Installing WVPC creates a shortcut named Windows Virtual PC on the Windows 7 Start menu. Clicking on the shortcut opens the Virtual Machines folder, with a command bar that has an option to create a new VM. You can create a new VM using a guest OS image, such as ISO image or a VHD containing the OS image.
You must uninstall older versions of Microsoft desktop virtualisation products before installing WWPC. After installing it, you can install the XP Mode VHD (in the form of a pre-packaged installer file). During the installation, you'll be prompted for a logon name and password, which you'll use for the true Administrator account. You'll be logged into this account automatically when XP Mode or an XP Mode-virtualised application is started. You'll also be asked to confirm the automatic downloading and installation of patches via Windows Update. Additionally, you can password-protect the XP Mode session, although I usually disable that feature. A user should already be preventing unauthorised access to his or her machine.

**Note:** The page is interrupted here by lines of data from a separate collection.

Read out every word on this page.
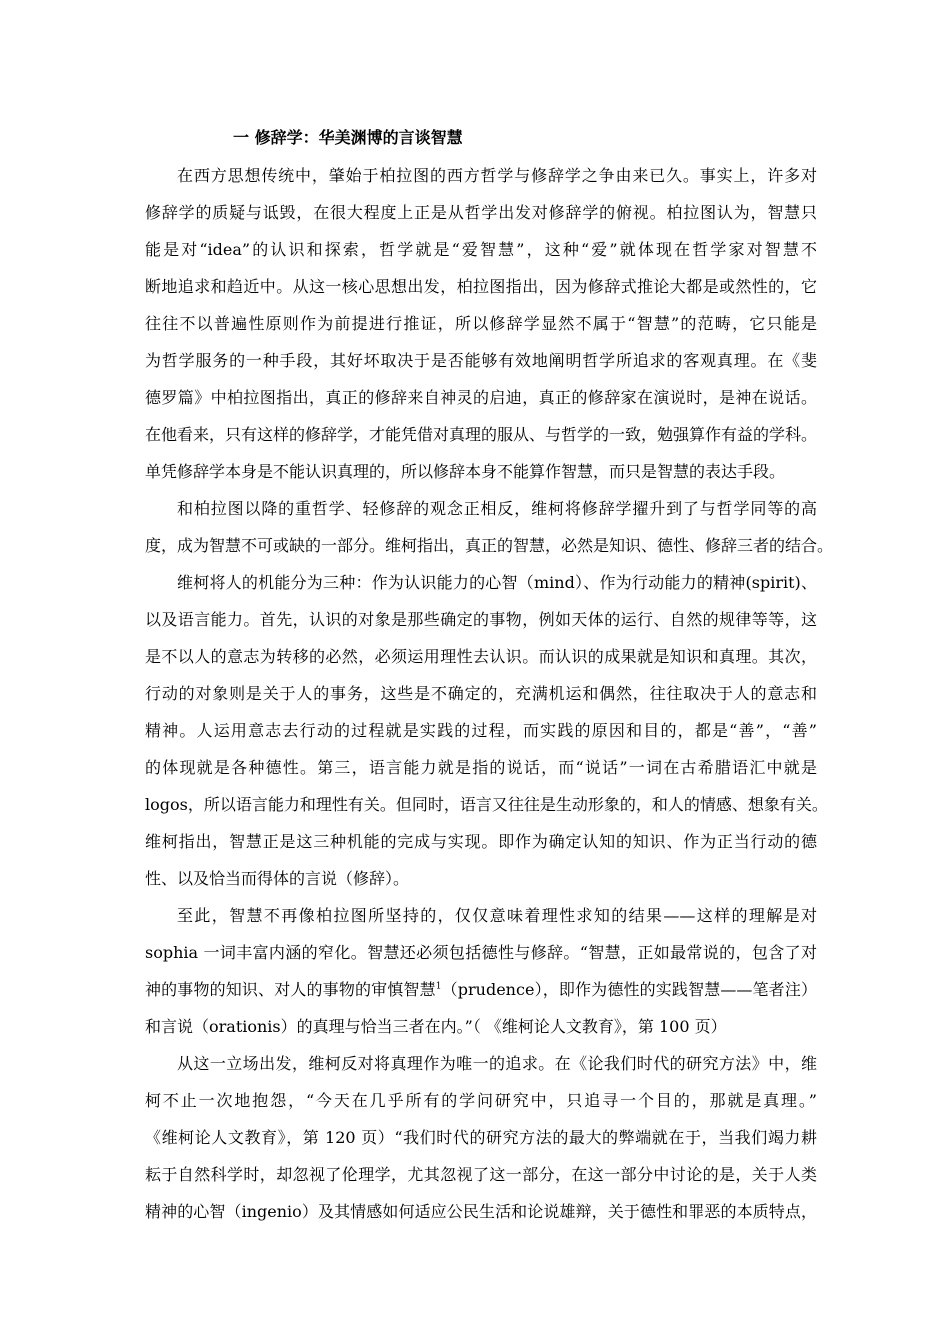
一 修辞学：华美渊博的言谈智慧

在西方思想传统中，肇始于柏拉图的西方哲学与修辞学之争由来已久。事实上，许多对
修辞学的质疑与诋毁，在很大程度上正是从哲学出发对修辞学的俯视。柏拉图认为，智慧只
能是对“idea”的认识和探索，哲学就是“爱智慧”，这种“爱”就体现在哲学家对智慧不
断地追求和趋近中。从这一核心思想出发，柏拉图指出，因为修辞式推论大都是或然性的，它
往往不以普遍性原则作为前提进行推证，所以修辞学显然不属于“智慧”的范畴，它只能是
为哲学服务的一种手段，其好坏取决于是否能够有效地阐明哲学所追求的客观真理。在《斐
德罗篇》中柏拉图指出，真正的修辞来自神灵的启迪，真正的修辞家在演说时，是神在说话。
在他看来，只有这样的修辞学，才能凭借对真理的服从、与哲学的一致，勉强算作有益的学科。
单凭修辞学本身是不能认识真理的，所以修辞本身不能算作智慧，而只是智慧的表达手段。

和柏拉图以降的重哲学、轻修辞的观念正相反，维柯将修辞学擢升到了与哲学同等的高
度，成为智慧不可或缺的一部分。维柯指出，真正的智慧，必然是知识、德性、修辞三者的结合。

维柯将人的机能分为三种：作为认识能力的心智（mind）、作为行动能力的精神(spirit)、
以及语言能力。首先，认识的对象是那些确定的事物，例如天体的运行、自然的规律等等，这
是不以人的意志为转移的必然，必须运用理性去认识。而认识的成果就是知识和真理。其次，
行动的对象则是关于人的事务，这些是不确定的，充满机运和偶然，往往取决于人的意志和
精神。人运用意志去行动的过程就是实践的过程，而实践的原因和目的，都是“善”，“善”
的体现就是各种德性。第三，语言能力就是指的说话，而“说话”一词在古希腊语汇中就是
logos，所以语言能力和理性有关。但同时，语言又往往是生动形象的，和人的情感、想象有关。
维柯指出，智慧正是这三种机能的完成与实现。即作为确定认知的知识、作为正当行动的德
性、以及恰当而得体的言说（修辞）。

至此，智慧不再像柏拉图所坚持的，仅仅意味着理性求知的结果——这样的理解是对
sophia 一词丰富内涵的窄化。智慧还必须包括德性与修辞。“智慧，正如最常说的，包含了对
神的事物的知识、对人的事物的审慎智慧$^1$（prudence），即作为德性的实践智慧——笔者注）
和言说（orationis）的真理与恰当三者在内。”（ 《维柯论人文教育》，第 100 页）

从这一立场出发，维柯反对将真理作为唯一的追求。在《论我们时代的研究方法》中，维
柯不止一次地抱怨，“今天在几乎所有的学问研究中，只追寻一个目的，那就是真理。”
《维柯论人文教育》，第 120 页）“我们时代的研究方法的最大的弊端就在于，当我们竭力耕
耘于自然科学时，却忽视了伦理学，尤其忽视了这一部分，在这一部分中讨论的是，关于人类
精神的心智（ingenio）及其情感如何适应公民生活和论说雄辩，关于德性和罪恶的本质特点，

When XP Mode starts for the first time, the virtualised sessions can easily take a minute or two to come up. Subsequent launches take less time (several seconds on most hardware), although the first start after a reboot always takes a little while. Also, be prepared for XP Mode to download and install XP patches, sometimes unexpectedly. Determining what is being patched, Windows 7 or a virtualised copy of XP, can be confusing.
I love the superintegrated features of XP Mode, but I hope Microsoft makes the patching distinction a little clearer in future versions (if possible). While not perfect, XP Mode is an excellent way to make sure old, incompatible applications can get up and running inside Windows 7.
XP Mode has its downsides. For one, all changes to the default XP Mode image are saved as per-user diff files. This means, for example, that on a multi-user computer, each user running XP Mode will have to patch his or her copy; one user's version will not know that another user has already patched it. The same goes for any configuration change or installation within the virtualised session. This wastes time and space. If this particular problem is unworkable for you, Microsoft suggests using one of its more flexible virtualisation technologies.
Additionally, bear in mind that any virtualised session means more IT support. If you run Windows 7 and Windows XP, you'll be required to support both as if each user is running two different computers, including patching, anti-malware, security configuration changes, and so on. Many organisations may not think to factor the additional costs and resources into their Windows 7 migration plans.